How could the Riemann Hypothesis be independent of ZFC? I have read: Can the Riemann hypothesis be undecidable? from MO, and If the Riemann Hypothesis were independent of ZFC, would this mean that $\sigma(n)\leq H_n+e^{H_n} \log(H_n)$  is also independent of ZFC? But how could such an inequality be independent of ZFC? Wouldn’t that just imply that it is true (because no counterproof can exist)? from Quora. The Quora answer (to the best of my understanding) tells me that supposing we have a stronger system than ZFC (abbr. "SS") in which we prove that the Riemann Hypothesis ("RH") is independent of ZFC, then this is a proof of RH in SS because if RH was false in SS, then there would be a counterexample to Robin's inequality, which would be detectable in ZFC (because Robin's inequality is just simple arithmetic), i.e. RH would be provably false in ZFC, contradicting our assumption that "there is a proof in SS that RH is independent of ZFC".
Is this understanding correct?

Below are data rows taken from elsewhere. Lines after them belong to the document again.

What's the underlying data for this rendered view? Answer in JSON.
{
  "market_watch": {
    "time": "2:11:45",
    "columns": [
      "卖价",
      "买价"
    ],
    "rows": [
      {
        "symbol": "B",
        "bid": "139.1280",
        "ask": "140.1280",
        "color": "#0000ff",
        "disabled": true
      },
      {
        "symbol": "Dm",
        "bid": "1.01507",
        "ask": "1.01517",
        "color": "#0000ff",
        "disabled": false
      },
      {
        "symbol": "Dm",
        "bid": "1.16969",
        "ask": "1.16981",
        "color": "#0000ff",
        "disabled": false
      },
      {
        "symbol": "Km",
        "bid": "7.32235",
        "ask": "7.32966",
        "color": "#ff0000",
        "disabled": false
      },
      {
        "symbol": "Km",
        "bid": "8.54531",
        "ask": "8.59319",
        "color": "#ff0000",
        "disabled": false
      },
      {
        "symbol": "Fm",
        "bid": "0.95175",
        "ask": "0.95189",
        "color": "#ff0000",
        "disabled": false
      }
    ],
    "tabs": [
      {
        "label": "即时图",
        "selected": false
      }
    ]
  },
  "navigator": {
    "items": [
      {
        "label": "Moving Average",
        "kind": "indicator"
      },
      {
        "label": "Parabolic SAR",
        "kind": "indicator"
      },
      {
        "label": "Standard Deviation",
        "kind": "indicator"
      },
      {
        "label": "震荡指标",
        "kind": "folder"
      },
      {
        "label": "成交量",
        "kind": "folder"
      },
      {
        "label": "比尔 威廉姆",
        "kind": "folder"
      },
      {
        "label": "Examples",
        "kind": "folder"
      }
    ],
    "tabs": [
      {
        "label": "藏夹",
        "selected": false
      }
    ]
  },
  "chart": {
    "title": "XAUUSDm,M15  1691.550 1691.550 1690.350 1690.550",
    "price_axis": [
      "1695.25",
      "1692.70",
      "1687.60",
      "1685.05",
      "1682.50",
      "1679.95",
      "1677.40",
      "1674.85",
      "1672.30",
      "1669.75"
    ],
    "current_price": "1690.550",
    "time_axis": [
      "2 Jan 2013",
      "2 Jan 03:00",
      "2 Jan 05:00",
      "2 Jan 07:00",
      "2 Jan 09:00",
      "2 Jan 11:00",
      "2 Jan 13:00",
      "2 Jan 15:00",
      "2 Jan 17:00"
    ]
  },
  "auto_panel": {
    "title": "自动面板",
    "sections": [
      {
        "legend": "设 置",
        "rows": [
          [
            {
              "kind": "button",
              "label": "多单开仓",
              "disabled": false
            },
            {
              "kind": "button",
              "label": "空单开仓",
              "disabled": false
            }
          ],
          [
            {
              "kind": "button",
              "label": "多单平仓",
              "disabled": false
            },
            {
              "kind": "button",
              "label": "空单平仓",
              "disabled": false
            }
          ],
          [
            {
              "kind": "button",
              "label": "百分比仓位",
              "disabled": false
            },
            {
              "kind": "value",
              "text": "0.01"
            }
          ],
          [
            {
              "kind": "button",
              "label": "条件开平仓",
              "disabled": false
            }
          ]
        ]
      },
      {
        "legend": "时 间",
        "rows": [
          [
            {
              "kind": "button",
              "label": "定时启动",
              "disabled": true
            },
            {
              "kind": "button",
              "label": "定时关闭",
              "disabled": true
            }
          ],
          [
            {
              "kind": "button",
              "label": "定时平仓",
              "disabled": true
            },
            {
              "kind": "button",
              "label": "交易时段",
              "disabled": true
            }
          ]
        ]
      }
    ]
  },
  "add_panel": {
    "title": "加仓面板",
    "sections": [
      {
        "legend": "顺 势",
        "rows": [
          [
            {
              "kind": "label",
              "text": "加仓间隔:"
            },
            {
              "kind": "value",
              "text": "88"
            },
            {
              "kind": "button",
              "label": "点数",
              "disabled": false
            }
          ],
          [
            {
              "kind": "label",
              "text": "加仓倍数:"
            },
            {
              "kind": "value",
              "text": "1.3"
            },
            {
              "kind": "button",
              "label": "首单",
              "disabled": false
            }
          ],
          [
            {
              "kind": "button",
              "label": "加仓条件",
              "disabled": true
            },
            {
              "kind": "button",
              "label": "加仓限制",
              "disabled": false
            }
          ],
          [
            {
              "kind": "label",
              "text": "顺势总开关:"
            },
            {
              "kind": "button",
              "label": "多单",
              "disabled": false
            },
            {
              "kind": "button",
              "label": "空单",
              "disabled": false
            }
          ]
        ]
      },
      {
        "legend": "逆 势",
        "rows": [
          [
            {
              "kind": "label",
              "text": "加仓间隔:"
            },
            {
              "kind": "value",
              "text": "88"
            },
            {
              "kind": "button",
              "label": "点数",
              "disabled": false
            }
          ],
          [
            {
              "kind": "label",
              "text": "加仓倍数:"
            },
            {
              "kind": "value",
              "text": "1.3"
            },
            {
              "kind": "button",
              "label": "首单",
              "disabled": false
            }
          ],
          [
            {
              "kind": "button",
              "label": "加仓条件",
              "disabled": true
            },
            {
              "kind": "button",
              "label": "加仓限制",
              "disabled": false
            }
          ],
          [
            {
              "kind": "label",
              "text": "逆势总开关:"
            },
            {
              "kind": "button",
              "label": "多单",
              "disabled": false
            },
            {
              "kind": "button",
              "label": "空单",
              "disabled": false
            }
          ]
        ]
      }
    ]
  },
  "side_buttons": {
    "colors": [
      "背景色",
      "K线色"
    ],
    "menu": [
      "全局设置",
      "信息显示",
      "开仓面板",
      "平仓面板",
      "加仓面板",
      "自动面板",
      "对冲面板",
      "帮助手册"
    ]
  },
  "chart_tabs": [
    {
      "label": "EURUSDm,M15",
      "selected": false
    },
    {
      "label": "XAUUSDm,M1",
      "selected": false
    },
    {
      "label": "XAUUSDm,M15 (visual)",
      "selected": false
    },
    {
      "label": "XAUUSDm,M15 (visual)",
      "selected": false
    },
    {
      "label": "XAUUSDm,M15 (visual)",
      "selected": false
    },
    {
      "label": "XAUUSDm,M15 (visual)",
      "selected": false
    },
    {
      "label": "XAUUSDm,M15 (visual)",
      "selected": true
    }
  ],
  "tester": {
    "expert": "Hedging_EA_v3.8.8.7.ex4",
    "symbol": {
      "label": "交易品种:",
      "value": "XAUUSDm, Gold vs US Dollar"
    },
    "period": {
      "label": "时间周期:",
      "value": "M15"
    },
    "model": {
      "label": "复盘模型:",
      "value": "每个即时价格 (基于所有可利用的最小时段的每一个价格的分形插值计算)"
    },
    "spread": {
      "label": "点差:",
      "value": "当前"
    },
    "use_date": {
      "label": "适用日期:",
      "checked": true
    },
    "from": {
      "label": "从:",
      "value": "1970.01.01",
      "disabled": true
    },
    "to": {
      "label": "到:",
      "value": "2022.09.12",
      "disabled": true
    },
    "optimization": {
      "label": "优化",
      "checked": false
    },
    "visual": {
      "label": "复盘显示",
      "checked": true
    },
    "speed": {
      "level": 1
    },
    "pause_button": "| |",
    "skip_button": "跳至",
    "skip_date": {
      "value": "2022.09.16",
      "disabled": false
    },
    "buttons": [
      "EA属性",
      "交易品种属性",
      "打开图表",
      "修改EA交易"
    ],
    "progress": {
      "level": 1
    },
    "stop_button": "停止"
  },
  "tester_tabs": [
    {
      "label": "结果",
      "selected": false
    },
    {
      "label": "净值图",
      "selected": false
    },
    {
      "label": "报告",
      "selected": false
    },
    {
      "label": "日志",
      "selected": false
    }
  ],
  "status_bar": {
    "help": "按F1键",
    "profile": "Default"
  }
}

It's just that I see the statement "Riemann hypothesis may be true but unprovable in ZFC", but have always been confused about it (true with respect to what system? unprovable w.r.t. what system?). Would a better formulation be: "RH may be unprovable in (i.e. independent of) ZFC (with respect to a stronger system SS), in which case the RH is true (i.e. provable) in SS; however in this case there will also be another stronger system SS2 (stronger than ZFC) such that RH is provably false in SS2 (because that is what being independent of ZFC means)"?
EDIT: but in this latter case, wouldn't a proof of the falsity of RH in SS2 translate to a counterexample in ZFC (which would again violate that we proved RH was independent of ZFC in SS, right?)? Unless SS2 is "non-constructive" in such a way that we could proof that RH is false in SS2 without ever being able to get a counterexample. I'm not sure how that would work.
Thanks for any further clarifications.
 A: I believe (but cannot find a source for this - someone help me out?) that the Riemann Hypothesis can be translated into a first-order statement about natural numbers.
That is, one can form a statement $P$ using only first-order logic and the fumction symbols $0$, $s$, $+$, and $\cdot$ which is logically equivalent to the Riemann Hypothesis in the sense that ZFC proves $\mathbb{N} \models P$ iff the Riemann Hypothesis is true.
Most mathematicians tend to agree that when you make a first-order statement about the natural numbers using only the symbols $0$, $s$, $+$, and $\cdot$, the statement has a "real meaning". That is, each such statement is "really" true or false when talking about the "real" natural numbers.
The truth value of the Riemann Hypothesis is, in a certain sense, meaningful.
But we can go even further. If I recall correctly, the statement $P$ is logically equivalent to a statement of the form $\forall n (f(n) = 0)$, where $f$ is a primitive recursive function. This means that if the Riemann Hypothesis is true in any model of $ZFC$, then $P$ is true in that model of $ZFC$. And this means that in this model of $ZFC$, the statement $\forall n (f(n) = 0)$ is true.
But consider some "actual natural number" $k$. Then in this model of $ZFC$, $f(k) = 0$. But we can calculate $f(k)$ ourselves, so our calculation must give us that $f(k) = 0$. That means that for all "actual numbers" $k$, $f(k) = 0$.
So if $P$ is true in any model of ZFC, it must be a true statement about "the real natural numbers". And therefore the Riemann Hypothesis must "really be true".